Мне случалось и соглашаться, и отказывать ей в просьбе. Однажды вечером во дворце собралось множество греческих военачальников. В числе главных были интриган Палли, утонченный Карацца и воинственный Ипсиланти146
. Они обсуждали события дня, утреннюю перестрелку, убыль в стане неверных, их поражение и бегство; взять Златой Град они рассчитывали в самом скором времени. Рисовали они и картины будущего и восторженно говорили о процветании Греции, когда ее столицей станет Константинополь. Затем разговор переходил на вести из Азии, на опустошения, произведенные чумою в главных ее городах; высказывались догадки о том, насколько она распространилась в Константинополе.Сперва в беседе принял участие и Раймонд. Он живо обрисовал бедственное положение Константинополя; изможденный, хотя все еще свирепый вид гарнизона, голод и чума работают на нас, заметил он, и скоро неверным останется только одно — сдаться. Внезапно он прервал свою речь; словно пораженный некой страшной мыслью, он встал и вышел из зала по длинному коридору, спеша на свежий воздух. Он не возвращался, и скоро ко мне подошла Клара с обычной своей просьбой. Я согласился и, взяв ее маленькую ручку, последовал за Раймондом. Он собирался сесть в свою лодку и охотно взял нас с собой. Прохладный береговой бриз, сменивший дневную жару, наполнил наш небольшой парус. К югу от нас, в городе, все было темно; на ближнем берегу, наоборот, светилось множество огоньков. Тихая ночь и небесные огоньки, отраженные в воде, — все на этой красивейшей из рек могло быть уголком рая. Единственный матрос управлял парусом, Раймонд — рулем. Клара сидела у ног отца, обхватив руками его колени и положив на них голову. Раймонд заговорил сразу:
— Сегодня, мой друг, мы, вероятно, в последний раз можем поговорить наедине. Мои планы осады в полном разгаре, и я буду все более занят. Кроме того, я хочу сразу высказать мои желания и виды на будущее, с тем чтобы более не возвращаться к столь тягостному предмету. Прежде всего я должен поблагодарить тебя, Лайонел, за то, что ты по моей просьбе оставался здесь. Просьба моя была подсказана тщеславием, да, тщеславием, но и в этом я вижу перст судьбы — потому что твое присутствие скоро сделается необходимым; ты будешь последней опорой Пердиты, ее покровителем и утешителем. Ты отвезешь ее обратно в Виндзор…

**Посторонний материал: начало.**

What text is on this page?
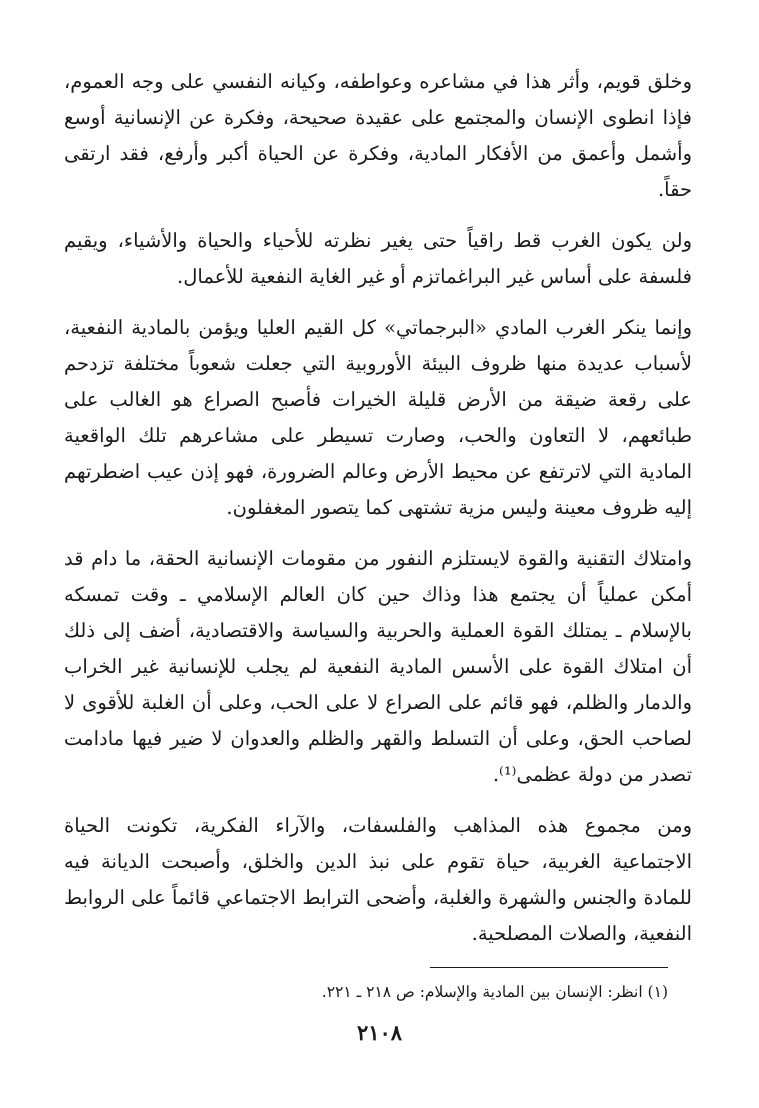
وخلق قويم، وأثر هذا في مشاعره وعواطفه، وكيانه النفسي على وجه العموم، فإذا انطوى الإنسان والمجتمع على عقيدة صحيحة، وفكرة عن الإنسانية أوسع وأشمل وأعمق من الأفكار المادية، وفكرة عن الحياة أكبر وأرفع، فقد ارتقى حقاً.

ولن يكون الغرب قط راقياً حتى يغير نظرته للأحياء والحياة والأشياء، ويقيم فلسفة على أساس غير البراغماتزم أو غير الغاية النفعية للأعمال.

وإنما ينكر الغرب المادي «البرجماتي» كل القيم العليا ويؤمن بالمادية النفعية، لأسباب عديدة منها ظروف البيئة الأوروبية التي جعلت شعوباً مختلفة تزدحم على رقعة ضيقة من الأرض قليلة الخيرات فأصبح الصراع هو الغالب على طبائعهم، لا التعاون والحب، وصارت تسيطر على مشاعرهم تلك الواقعية المادية التي لاترتفع عن محيط الأرض وعالم الضرورة، فهو إذن عيب اضطرتهم إليه ظروف معينة وليس مزية تشتهى كما يتصور المغفلون.

وامتلاك التقنية والقوة لايستلزم النفور من مقومات الإنسانية الحقة، ما دام قد أمكن عملياً أن يجتمع هذا وذاك حين كان العالم الإسلامي ـ وقت تمسكه بالإسلام ـ يمتلك القوة العملية والحربية والسياسة والاقتصادية، أضف إلى ذلك أن امتلاك القوة على الأسس المادية النفعية لم يجلب للإنسانية غير الخراب والدمار والظلم، فهو قائم على الصراع لا على الحب، وعلى أن الغلبة للأقوى لا لصاحب الحق، وعلى أن التسلط والقهر والظلم والعدوان لا ضير فيها مادامت تصدر من دولة عظمى⁽¹⁾.

ومن مجموع هذه المذاهب والفلسفات، والآراء الفكرية، تكونت الحياة الاجتماعية الغربية، حياة تقوم على نبذ الدين والخلق، وأصبحت الديانة فيه للمادة والجنس والشهرة والغلبة، وأضحى الترابط الاجتماعي قائماً على الروابط النفعية، والصلات المصلحية.

(١) انظر: الإنسان بين المادية والإسلام: ص ٢١٨ ـ ٢٢١.
٢١٠٨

— Разве не вместе с тобой? — спросил я. — Неужели вы снова расстаетесь?
— Не обманывай себя, — ответил Раймонд. — Предстоящее нам расставанье от меня не зависит. И оно очень близко, до него остались считанные дни. Могу ли я довериться тебе? Давно уж хочется мне рассказать о таинственных предчувствиях, которые тяготят меня, хотя боюсь, что ты станешь смеяться над ними. Не смейся, мой добрый друг. Эти предчувствия, конечно, ребяческие и неразумные, но они стали частью меня самого, и я не смею даже надеяться пренебречь ими.
Но как могу я ожидать от тебя сочувствия? Ты принадлежишь к здешнему миру, а я — нет. Вот ты протягиваешь руку, это часть тебя, и ты не отделяешь сознания тождества от телесной оболочки, которая зовется Лайонелом. Как же тебе понять меня? Для меня земля — это могила, небесный свод — склеп, где гниют трупы. Для меня не существует времени, ибо я стою на пороге вечности. Каждый, кого я встречаю, видится мне трупом, который скоро будет покинут оживляющей его искрой и начнет разлагаться.